Отчание завладело Луисом от самых кончиков его пальцев до головы. Оно стало душить его, стягивать горло и грудь. Он тут же поднялся на шатающихся ногах и со всех сил ломанулся к телу Элизы. Но она была также холодна, как и тело старого рыбака.

— Нет…

Он поднял её тонкое тело, которое под обветшими тряпками оказалось слишком тонким и худым. Слезы с мужского лица скатились прямо на женскую грудь. Она даже не поняла, как умерла, ведь и жизнь была для неё сплошной тьмой. Лишь ужасная боль уничтожила для неё благоговейное спокойствие и умиротворение смерти… Луис заметил, как платье возле её паха было разорвано и испачкано кровью. Те, кто приходил и выкупал их рыбу! Они сразу ему не понравились.
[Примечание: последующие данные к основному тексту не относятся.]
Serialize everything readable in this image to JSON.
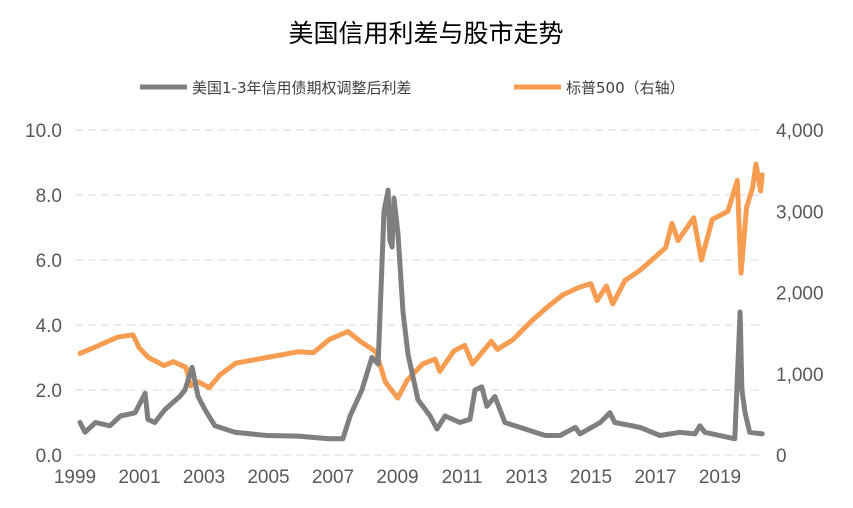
{
  "chart_data": {
    "type": "line",
    "title": "美国信用利差与股市走势",
    "xlabel": "",
    "ylabel": "",
    "x_tick_labels": [
      "1999",
      "2001",
      "2003",
      "2005",
      "2007",
      "2009",
      "2011",
      "2013",
      "2015",
      "2017",
      "2019"
    ],
    "y_left": {
      "range": [
        0,
        10
      ],
      "tick_labels": [
        "0.0",
        "2.0",
        "4.0",
        "6.0",
        "8.0",
        "10.0"
      ]
    },
    "y_right": {
      "range": [
        0,
        4000
      ],
      "tick_labels": [
        "0",
        "1,000",
        "2,000",
        "3,000",
        "4,000"
      ]
    },
    "x_range": [
      1999,
      2020.9
    ],
    "grid": true,
    "legend_position": "top",
    "series": [
      {
        "name": "美国1-3年信用债期权调整后利差",
        "axis": "left",
        "color": "#7f7f7f",
        "points": [
          [
            1999.0,
            1.0
          ],
          [
            1999.16,
            0.7
          ],
          [
            1999.5,
            1.0
          ],
          [
            1999.96,
            0.9
          ],
          [
            2000.3,
            1.2
          ],
          [
            2000.77,
            1.3
          ],
          [
            2000.93,
            1.6
          ],
          [
            2001.09,
            1.9
          ],
          [
            2001.18,
            1.1
          ],
          [
            2001.4,
            1.0
          ],
          [
            2001.73,
            1.4
          ],
          [
            2002.2,
            1.8
          ],
          [
            2002.37,
            2.0
          ],
          [
            2002.6,
            2.7
          ],
          [
            2002.79,
            1.8
          ],
          [
            2003.01,
            1.4
          ],
          [
            2003.33,
            0.9
          ],
          [
            2003.97,
            0.7
          ],
          [
            2005.0,
            0.6
          ],
          [
            2006.0,
            0.58
          ],
          [
            2007.0,
            0.5
          ],
          [
            2007.44,
            0.5
          ],
          [
            2007.67,
            1.2
          ],
          [
            2008.05,
            2.0
          ],
          [
            2008.37,
            3.0
          ],
          [
            2008.57,
            2.8
          ],
          [
            2008.63,
            4.3
          ],
          [
            2008.76,
            7.5
          ],
          [
            2008.89,
            8.15
          ],
          [
            2008.95,
            6.6
          ],
          [
            2009.02,
            6.4
          ],
          [
            2009.08,
            7.9
          ],
          [
            2009.21,
            6.8
          ],
          [
            2009.37,
            4.4
          ],
          [
            2009.53,
            3.1
          ],
          [
            2009.85,
            1.7
          ],
          [
            2010.24,
            1.2
          ],
          [
            2010.46,
            0.8
          ],
          [
            2010.72,
            1.2
          ],
          [
            2011.2,
            1.0
          ],
          [
            2011.52,
            1.1
          ],
          [
            2011.68,
            2.0
          ],
          [
            2011.9,
            2.1
          ],
          [
            2012.06,
            1.5
          ],
          [
            2012.32,
            1.8
          ],
          [
            2012.64,
            1.0
          ],
          [
            2013.29,
            0.8
          ],
          [
            2013.93,
            0.6
          ],
          [
            2014.41,
            0.6
          ],
          [
            2014.9,
            0.85
          ],
          [
            2015.05,
            0.65
          ],
          [
            2015.7,
            1.0
          ],
          [
            2016.01,
            1.3
          ],
          [
            2016.17,
            1.0
          ],
          [
            2016.98,
            0.85
          ],
          [
            2017.62,
            0.6
          ],
          [
            2018.26,
            0.7
          ],
          [
            2018.74,
            0.65
          ],
          [
            2018.9,
            0.9
          ],
          [
            2019.06,
            0.7
          ],
          [
            2020.02,
            0.5
          ],
          [
            2020.19,
            4.4
          ],
          [
            2020.25,
            2.0
          ],
          [
            2020.35,
            1.3
          ],
          [
            2020.5,
            0.7
          ],
          [
            2020.9,
            0.65
          ]
        ]
      },
      {
        "name": "标普500（右轴）",
        "axis": "right",
        "color": "#f79d52",
        "points": [
          [
            1999.0,
            1250
          ],
          [
            1999.5,
            1330
          ],
          [
            2000.2,
            1450
          ],
          [
            2000.7,
            1480
          ],
          [
            2000.9,
            1320
          ],
          [
            2001.2,
            1200
          ],
          [
            2001.7,
            1100
          ],
          [
            2002.0,
            1150
          ],
          [
            2002.4,
            1080
          ],
          [
            2002.55,
            850
          ],
          [
            2002.8,
            900
          ],
          [
            2003.15,
            830
          ],
          [
            2003.5,
            990
          ],
          [
            2004.0,
            1130
          ],
          [
            2005.0,
            1200
          ],
          [
            2006.0,
            1270
          ],
          [
            2006.5,
            1260
          ],
          [
            2007.0,
            1420
          ],
          [
            2007.6,
            1520
          ],
          [
            2008.0,
            1400
          ],
          [
            2008.5,
            1270
          ],
          [
            2008.8,
            900
          ],
          [
            2009.2,
            700
          ],
          [
            2009.5,
            920
          ],
          [
            2010.0,
            1120
          ],
          [
            2010.4,
            1180
          ],
          [
            2010.55,
            1030
          ],
          [
            2011.0,
            1280
          ],
          [
            2011.35,
            1350
          ],
          [
            2011.6,
            1120
          ],
          [
            2012.2,
            1400
          ],
          [
            2012.4,
            1300
          ],
          [
            2012.9,
            1420
          ],
          [
            2013.5,
            1650
          ],
          [
            2014.0,
            1820
          ],
          [
            2014.5,
            1970
          ],
          [
            2015.0,
            2060
          ],
          [
            2015.4,
            2110
          ],
          [
            2015.6,
            1900
          ],
          [
            2015.9,
            2080
          ],
          [
            2016.1,
            1860
          ],
          [
            2016.5,
            2150
          ],
          [
            2017.0,
            2280
          ],
          [
            2017.8,
            2550
          ],
          [
            2018.0,
            2850
          ],
          [
            2018.2,
            2640
          ],
          [
            2018.7,
            2920
          ],
          [
            2018.95,
            2400
          ],
          [
            2019.3,
            2900
          ],
          [
            2019.8,
            3000
          ],
          [
            2020.1,
            3380
          ],
          [
            2020.22,
            2240
          ],
          [
            2020.4,
            3050
          ],
          [
            2020.6,
            3300
          ],
          [
            2020.7,
            3580
          ],
          [
            2020.85,
            3250
          ],
          [
            2020.9,
            3450
          ]
        ]
      }
    ]
  }
}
Воры и убийцы… Но они предложили больше, и дед не счёл нужным отказываться от этой прибыли. Нужно было нашкрябать хотя бы на одежду…

— Неееееет!!!

Страшный крик Луиса раздался на весь берег, отразился от деревьев и улетел куда-то в бездыханное серое и мёртвое небо. Он прижимал тело Элизы к себе, судорожно глотая воздух. Он любил её как сестру, чистой, ничем не испорченной любовью: не большим, не меньшим. Немедленно Луис вспомнил все ужасы настоящей жизни. Как уродливы люди внутри. Как уродлива Аннет, как лицемерны все, кто прикидывается маской красоты и добродетели. Ненависть стала в нем закипать с нечеловеческой силой!

Фрагмент из дневника.

«Всё, что уродливо, — прекрасно внутри. Элиза была прекрасна. Анорексически худая и слепая, отнюдь некрасивая лицом, она была прекрасна внутри. Она была человеком! Старый рыбак был Человеком… Все же остальные — звери в шкуре людей!..»

— Звери… Лишь уроды в душе…

Он повторял это себе под нос, бессмысленно шевеля губами, с ненавистью смотря куда-то сквозь песок, прижимая к себе тело той, которую со всем почтением теперь называл про себя Человеком, и качался из стороны в сторону, сидя на коленях. Слёз больше не было. Глаза застилала лишь ненависть. Он просидел так несколько часов, взращивая в себе ярость и тьму ко всему окружающему миру. Забвение осознанного беспамятства спало, как белоснежная пелена, открывшая вдруг все ужасы реальной жизни.

Фрагмент из дневника.

«Я похоронил их тем же вечером, здесь, недалеко от хижины, в сыром песке и в таких же сырых сумерках. Я не мог находиться в хижине один, и поэтому развёл костёр прямо среди двух могил. Это было моё немое прощание с ними. Я просидел так половину ночи и заснул тут же на песке. Пасмурное утро встретило меня одиночеством и опустошенностью. Мне было незачем больше здесь оставаться и в то же время мне было некуда идти.

По какой-то инерции я пошёл собирать сети, а потом долго вывешивал их, чтобы они высохли под сильным морским ветром. Море было не очень спокойным. Вторую ночь я провел в хижине, которая теперь казалась слишком пустой. Пусто было и в моей душе… Я больше не мог здесь находиться. И я вышел в город.